When the numbers are totally fake but no one checks!!!!

The biggest mistake made by journalists in the media is NOT QUESTIONING the numbers or validating the source. Rubbish statistics work their way into the media and become the gospel according to everyone. Sometimes, media maths seems to be written by dummies for dummies.

In an excellent article Numbers UP: Truth About Statistics ( The Independent, UK, 9th April, 2008) Simon Usborne states ‘ Flicking through a day’s newspapers often feels like tackling a numerical assault course.’ He quotes some alarming headlines form the previous day including “Ninety-six per cent of children in European orphanages are not orphans”. “In the UK we throw away 4.4 million apples a year”.

My favourite, however, is :

“Falling coconuts kill 150 people a year” 

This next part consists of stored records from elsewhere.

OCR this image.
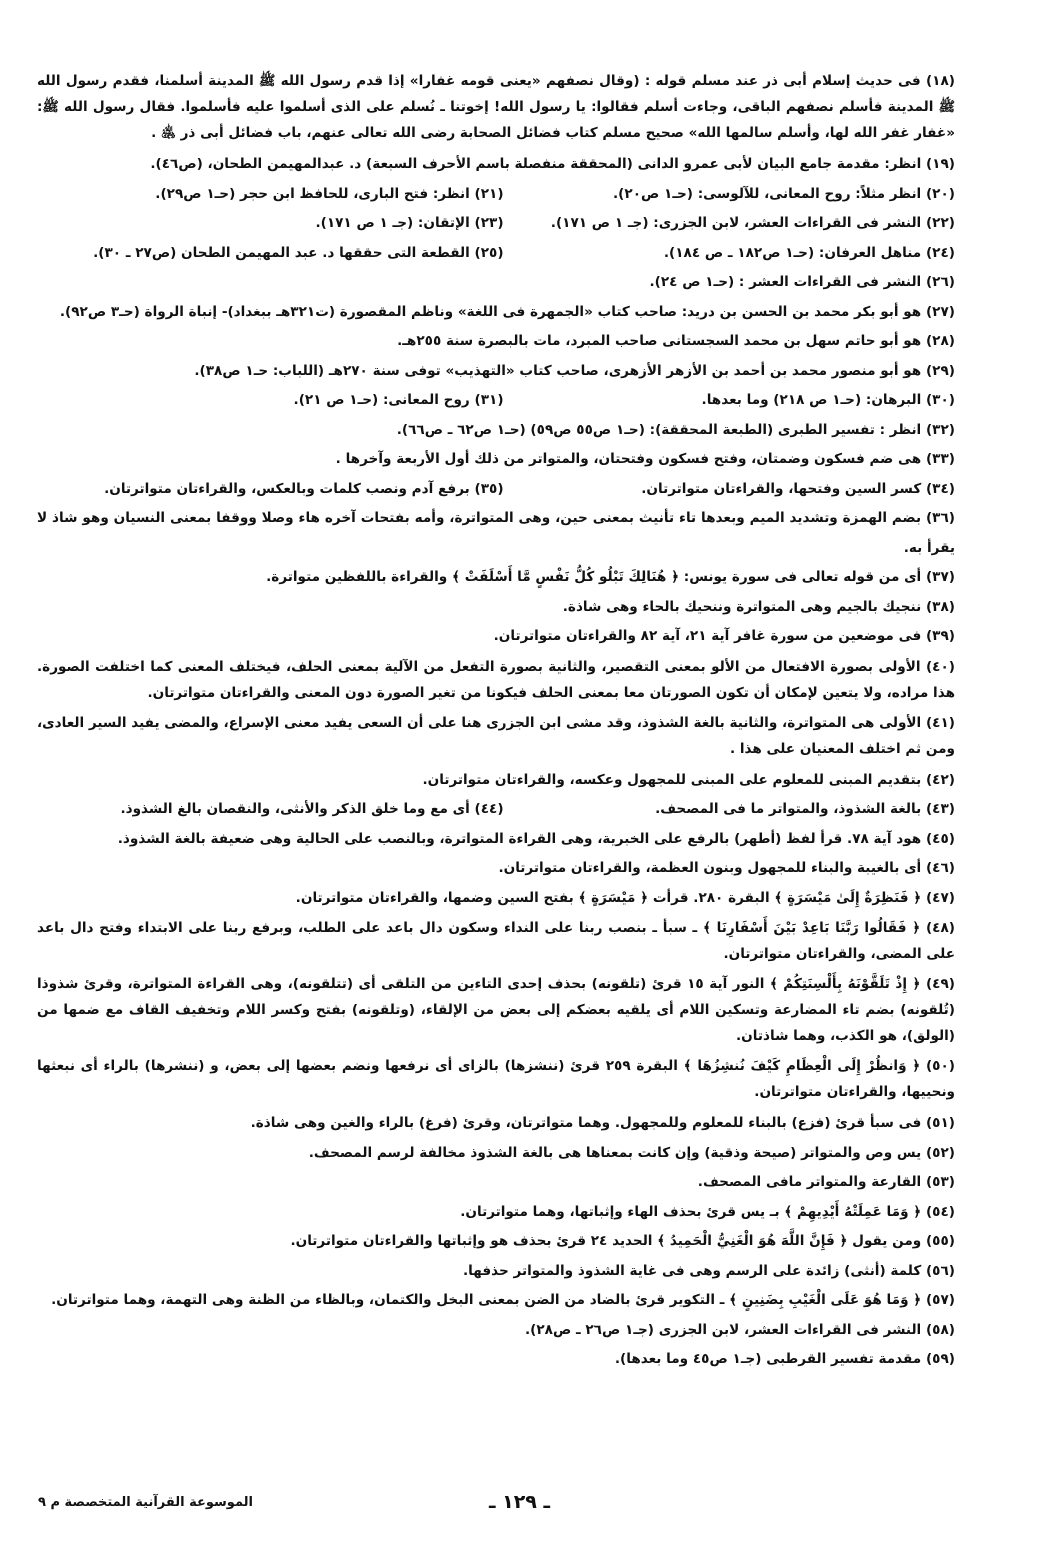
(١٨) فى حديث إسلام أبى ذر عند مسلم قوله : (وقال نصفهم «يعنى قومه غفارا» إذا قدم رسول الله ﷺ المدينة أسلمنا، فقدم رسول الله ﷺ المدينة فأسلم نصفهم الباقى، وجاءت أسلم فقالوا: يا رسول الله! إخوتنا ـ نُسلم على الذى أسلموا عليه فأسلموا. فقال رسول الله ﷺ: «غفار غفر الله لها، وأسلم سالمها الله» صحيح مسلم كتاب فضائل الصحابة رضى الله تعالى عنهم، باب فضائل أبى ذر ﵁ .
(١٩) انظر: مقدمة جامع البيان لأبى عمرو الدانى (المحققة منفصلة باسم الأحرف السبعة) د. عبدالمهيمن الطحان، (ص٤٦).
(٢٠) انظر مثلاً: روح المعانى، للآلوسى: (حـ١ ص٢٠).
(٢١) انظر: فتح البارى، للحافظ ابن حجر (حـ١ ص٢٩).
(٢٢) النشر فى القراءات العشر، لابن الجزرى: (جـ ١ ص ١٧١).
(٢٣) الإتقان: (جـ ١ ص ١٧١).
(٢٤) مناهل العرفان: (حـ١ ص١٨٢ ـ ص ١٨٤).
(٢٥) القطعة التى حققها د. عبد المهيمن الطحان (ص٢٧ ـ ٣٠).
(٢٦) النشر فى القراءات العشر : (حـ١ ص ٢٤).
(٢٧) هو أبو بكر محمد بن الحسن بن دريد: صاحب كتاب «الجمهرة فى اللغة» وناظم المقصورة (ت٣٢١هـ ببغداد)- إنباة الرواة (حـ٣ ص٩٢).
(٢٨) هو أبو حاتم سهل بن محمد السجستانى صاحب المبرد، مات بالبصرة سنة ٢٥٥هـ.
(٢٩) هو أبو منصور محمد بن أحمد بن الأزهر الأزهرى، صاحب كتاب «التهذيب» توفى سنة ٢٧٠هـ (اللباب: حـ١ ص٣٨).
(٣٠) البرهان: (حـ١ ص ٢١٨) وما بعدها.
(٣١) روح المعانى: (حـ١ ص ٢١).
(٣٢) انظر : تفسير الطبرى (الطبعة المحققة): (حـ١ ص٥٥ ص٥٩) (حـ١ ص٦٢ ـ ص٦٦).
(٣٣) هى ضم فسكون وضمتان، وفتح فسكون وفتحتان، والمتواتر من ذلك أول الأربعة وآخرها .
(٣٤) كسر السين وفتحها، والقراءتان متواترتان.
(٣٥) برفع آدم ونصب كلمات وبالعكس، والقراءتان متواترتان.
(٣٦) بضم الهمزة وتشديد الميم وبعدها تاء تأنيث بمعنى حين، وهى المتواترة، وأمه بفتحات آخره هاء وصلا ووقفا بمعنى النسيان وهو شاذ لا يقرأ به.
(٣٧) أى من قوله تعالى فى سورة يونس: ﴿ هُنَالِكَ تَبْلُو كُلُّ نَفْسٍ مَّا أَسْلَفَتْ ﴾ والقراءة باللفظين متواترة.
(٣٨) ننجيك بالجيم وهى المتواترة وننحيك بالحاء وهى شاذة.
(٣٩) فى موضعين من سورة غافر آية ٢١، آية ٨٢ والقراءتان متواترتان.
(٤٠) الأولى بصورة الافتعال من الألو بمعنى التقصير، والثانية بصورة التفعل من الآلية بمعنى الحلف، فيختلف المعنى كما اختلفت الصورة. هذا مراده، ولا يتعين لإمكان أن تكون الصورتان معا بمعنى الحلف فيكونا من تغير الصورة دون المعنى والقراءتان متواترتان.
(٤١) الأولى هى المتواترة، والثانية بالغة الشذوذ، وقد مشى ابن الجزرى هنا على أن السعى يفيد معنى الإسراع، والمضى يفيد السير العادى، ومن ثم اختلف المعنيان على هذا .
(٤٢) بتقديم المبنى للمعلوم على المبنى للمجهول وعكسه، والقراءتان متواترتان.
(٤٣) بالغة الشذوذ، والمتواتر ما فى المصحف.
(٤٤) أى مع وما خلق الذكر والأنثى، والنقصان بالغ الشذوذ.
(٤٥) هود آية ٧٨. قرأ لفظ (أطهر) بالرفع على الخبرية، وهى القراءة المتواترة، وبالنصب على الحالية وهى ضعيفة بالغة الشذوذ.
(٤٦) أى بالغيبة والبناء للمجهول وبنون العظمة، والقراءتان متواترتان.
(٤٧) ﴿ فَنَظِرَةٌ إِلَىٰ مَيْسَرَةٍ ﴾ البقرة ٢٨٠. قرأت ﴿ مَيْسَرَةٍ ﴾ بفتح السين وضمها، والقراءتان متواترتان.
(٤٨) ﴿ فَقَالُوا رَبَّنَا بَاعِدْ بَيْنَ أَسْفَارِنَا ﴾ ـ سبأ ـ بنصب ربنا على النداء وسكون دال باعد على الطلب، وبرفع ربنا على الابتداء وفتح دال باعد على المضى، والقراءتان متواترتان.
(٤٩) ﴿ إِذْ تَلَقَّوْنَهُ بِأَلْسِنَتِكُمْ ﴾ النور آية ١٥ قرئ (تلقونه) بحذف إحدى التاءين من التلقى أى (تتلقونه)، وهى القراءة المتواترة، وقرئ شذوذا (تُلقونه) بضم تاء المضارعة وتسكين اللام أى يلقيه بعضكم إلى بعض من الإلقاء، (وتلقونه) بفتح وكسر اللام وتخفيف القاف مع ضمها من (الولق)، هو الكذب، وهما شاذتان.
(٥٠) ﴿ وَانظُرْ إِلَى الْعِظَامِ كَيْفَ نُنشِزُهَا ﴾ البقرة ٢٥٩ قرئ (ننشزها) بالزاى أى نرفعها ونضم بعضها إلى بعض، و (ننشرها) بالراء أى نبعثها ونحييها، والقراءتان متواترتان.
(٥١) فى سبأ قرئ (فزع) بالبناء للمعلوم وللمجهول. وهما متواترتان، وقرئ (فرغ) بالراء والغين وهى شاذة.
(٥٢) يس وص والمتواتر (صيحة وذقية) وإن كانت بمعناها هى بالغة الشذوذ مخالفة لرسم المصحف.
(٥٣) القارعة والمتواتر مافى المصحف.
(٥٤) ﴿ وَمَا عَمِلَتْهُ أَيْدِيهِمْ ﴾ بـ يس قرئ بحذف الهاء وإثباتها، وهما متواترتان.
(٥٥) ومن يقول ﴿ فَإِنَّ اللَّهَ هُوَ الْغَنِيُّ الْحَمِيدُ ﴾ الحديد ٢٤ قرئ بحذف هو وإثباتها والقراءتان متواترتان.
(٥٦) كلمة (أنثى) زائدة على الرسم وهى فى غاية الشذوذ والمتواتر حذفها.
(٥٧) ﴿ وَمَا هُوَ عَلَى الْغَيْبِ بِضَنِينٍ ﴾ ـ التكوير قرئ بالضاد من الضن بمعنى البخل والكتمان، وبالظاء من الظنة وهى التهمة، وهما متواترتان.
(٥٨) النشر فى القراءات العشر، لابن الجزرى (جـ١ ص٢٦ ـ ص٢٨).
(٥٩) مقدمة تفسير القرطبى (جـ١ ص٤٥ وما بعدها).
ـ ١٢٩ ـ
الموسوعة القرآنية المتخصصة م ٩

In 2002, in an article about the uprooting of coconut trees by lawsuit-wary Australian officials, the Daily Telegraph reported: “Coconuts… kill about 150 people worldwide each year, making them more dangerous than sharks.”

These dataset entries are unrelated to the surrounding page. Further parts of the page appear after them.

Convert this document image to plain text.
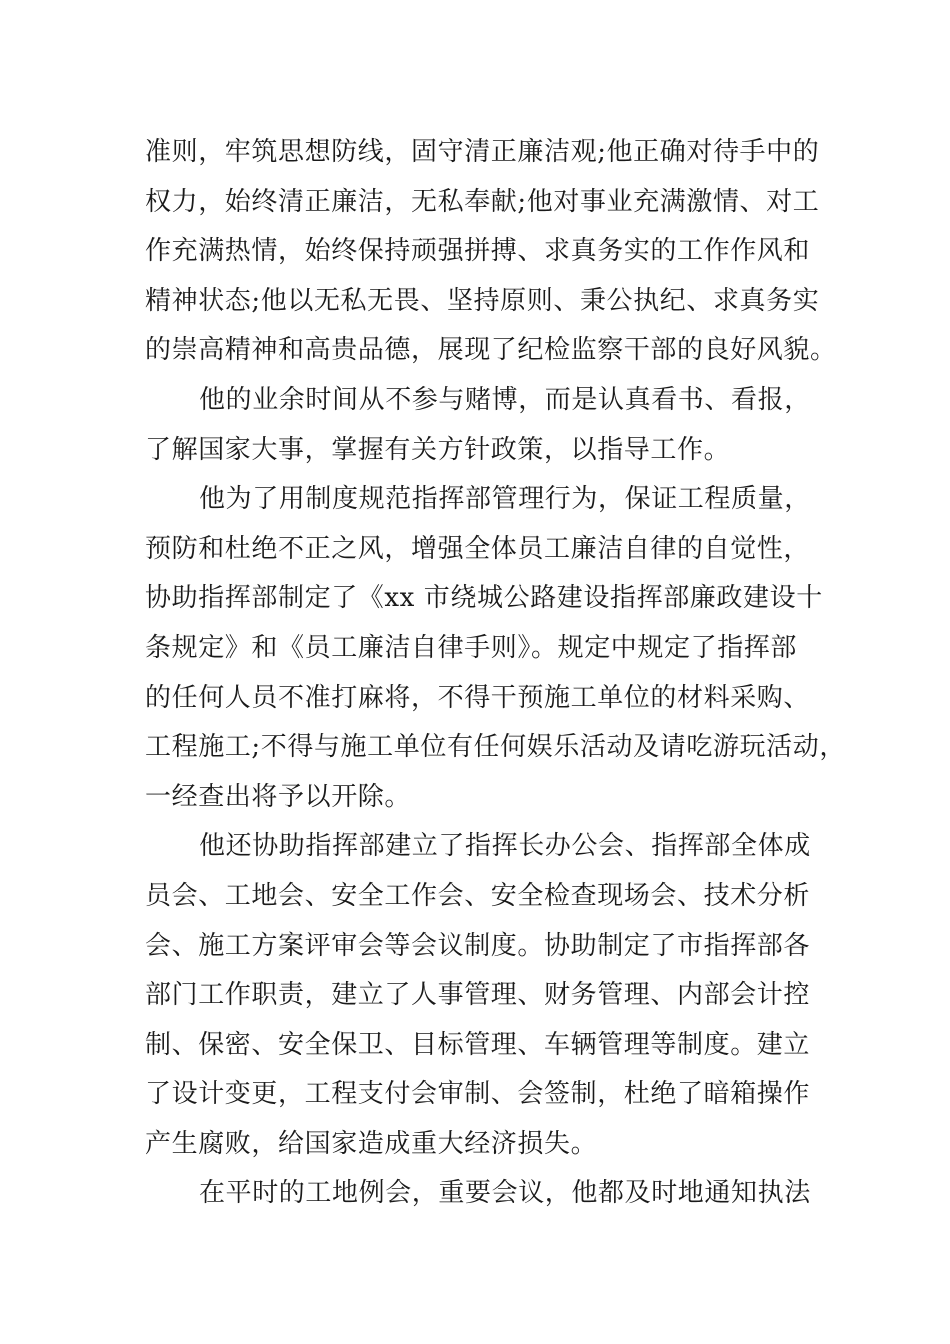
准则，牢筑思想防线，固守清正廉洁观;他正确对待手中的
权力，始终清正廉洁，无私奉献;他对事业充满激情、对工
作充满热情，始终保持顽强拼搏、求真务实的工作作风和
精神状态;他以无私无畏、坚持原则、秉公执纪、求真务实
的崇高精神和高贵品德，展现了纪检监察干部的良好风貌。
他的业余时间从不参与赌博，而是认真看书、看报，
了解国家大事，掌握有关方针政策，以指导工作。
他为了用制度规范指挥部管理行为，保证工程质量，
预防和杜绝不正之风，增强全体员工廉洁自律的自觉性，
协助指挥部制定了《xx 市绕城公路建设指挥部廉政建设十
条规定》和《员工廉洁自律手则》。规定中规定了指挥部
的任何人员不准打麻将，不得干预施工单位的材料采购、
工程施工;不得与施工单位有任何娱乐活动及请吃游玩活动，
一经查出将予以开除。
他还协助指挥部建立了指挥长办公会、指挥部全体成
员会、工地会、安全工作会、安全检查现场会、技术分析
会、施工方案评审会等会议制度。协助制定了市指挥部各
部门工作职责，建立了人事管理、财务管理、内部会计控
制、保密、安全保卫、目标管理、车辆管理等制度。建立
了设计变更，工程支付会审制、会签制，杜绝了暗箱操作
产生腐败，给国家造成重大经济损失。
在平时的工地例会，重要会议，他都及时地通知执法
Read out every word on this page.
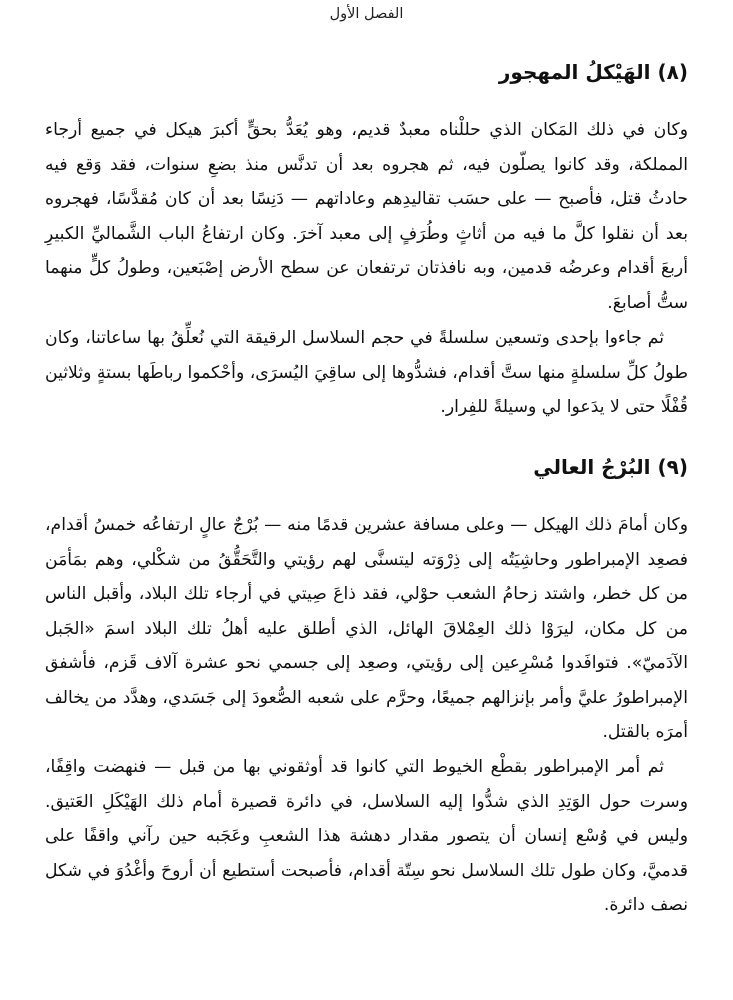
الفصل الأول
(٨) الهَيْكلُ المهجور

وكان في ذلك المَكان الذي حللْناه معبدٌ قديم، وهو يُعَدُّ بحقٍّ أكبرَ هيكل في جميع أرجاء المملكة، وقد كانوا يصلّون فيه، ثم هجروه بعد أن تدنَّس منذ بضعِ سنوات، فقد وَقع فيه حادثُ قتل، فأصبح — على حسَب تقاليدِهم وعاداتهم — دَنِسًا بعد أن كان مُقدَّسًا، فهجروه بعد أن نقلوا كلَّ ما فيه من أثاثٍ وطُرَفٍ إلى معبد آخرَ. وكان ارتفاعُ الباب الشَّماليِّ الكبيرِ أربعَ أقدام وعرضُه قدمين، وبه نافذتان ترتفعان عن سطح الأرض إصْبَعين، وطولُ كلٍّ منهما ستُّ أصابعَ.

ثم جاءوا بإحدى وتسعين سلسلةً في حجم السلاسل الرقيقة التي نُعلِّقُ بها ساعاتنا، وكان طولُ كلِّ سلسلةٍ منها ستَّ أقدام، فشدُّوها إلى ساقِيَ اليُسرَى، وأحْكموا رباطَها بستةٍ وثلاثين قُفْلًا حتى لا يدَعوا لي وسيلةً للفِرار.

(٩) البُرْجُ العالي

وكان أمامَ ذلك الهيكل — وعلى مسافة عشرين قدمًا منه — بُرْجٌ عالٍ ارتفاعُه خمسُ أقدام، فصعِد الإمبراطور وحاشِيَتُه إلى ذِرْوَته ليتسنَّى لهم رؤيتي والتَّحَقُّقُ من شكْلي، وهم بمَأمَن من كل خطر، واشتد زحامُ الشعب حوْلي، فقد ذاعَ صِيتي في أرجاء تلك البلاد، وأقبل الناس من كل مكان، ليرَوْا ذلك العِمْلاقَ الهائل، الذي أطلق عليه أهلُ تلك البلاد اسمَ «الجَبل الآدَميّ». فتوافَدوا مُسْرِعين إلى رؤيتي، وصعِد إلى جسمي نحو عشرة آلاف قَزم، فأشفق الإمبراطورُ عليَّ وأمر بإنزالهم جميعًا، وحرَّم على شعبه الصُّعودَ إلى جَسَدي، وهدَّد من يخالف أمرَه بالقتل.

ثم أمر الإمبراطور بقطْع الخيوط التي كانوا قد أوثقوني بها من قبل — فنهضت واقِفًا، وسرت حول الوَتِدِ الذي شدُّوا إليه السلاسل، في دائرة قصيرة أمام ذلك الهَيْكَلِ العَتيق. وليس في وُسْع إنسان أن يتصور مقدار دهشة هذا الشعبِ وعَجَبه حين رآني واقفًا على قدميَّ، وكان طول تلك السلاسل نحو سِتّة أقدام، فأصبحت أستطيع أن أروحَ وأغْدُوَ في شكل نصف دائرة.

No source has yet been found confirming this statistic.

Similarly,

Researchers at the University of Pennsylvania decided to search for the source of the statistic that insisted you should drink 8 glasses of water a day. Their conclusion: “It is unclear where this recommendation came from.” In other words, they could not find any study to support the “eight glasses” claim.

So when you are drinking those 8 glasses of water a day you better look up incase you’re hit on the head by a coconut!!!!!!!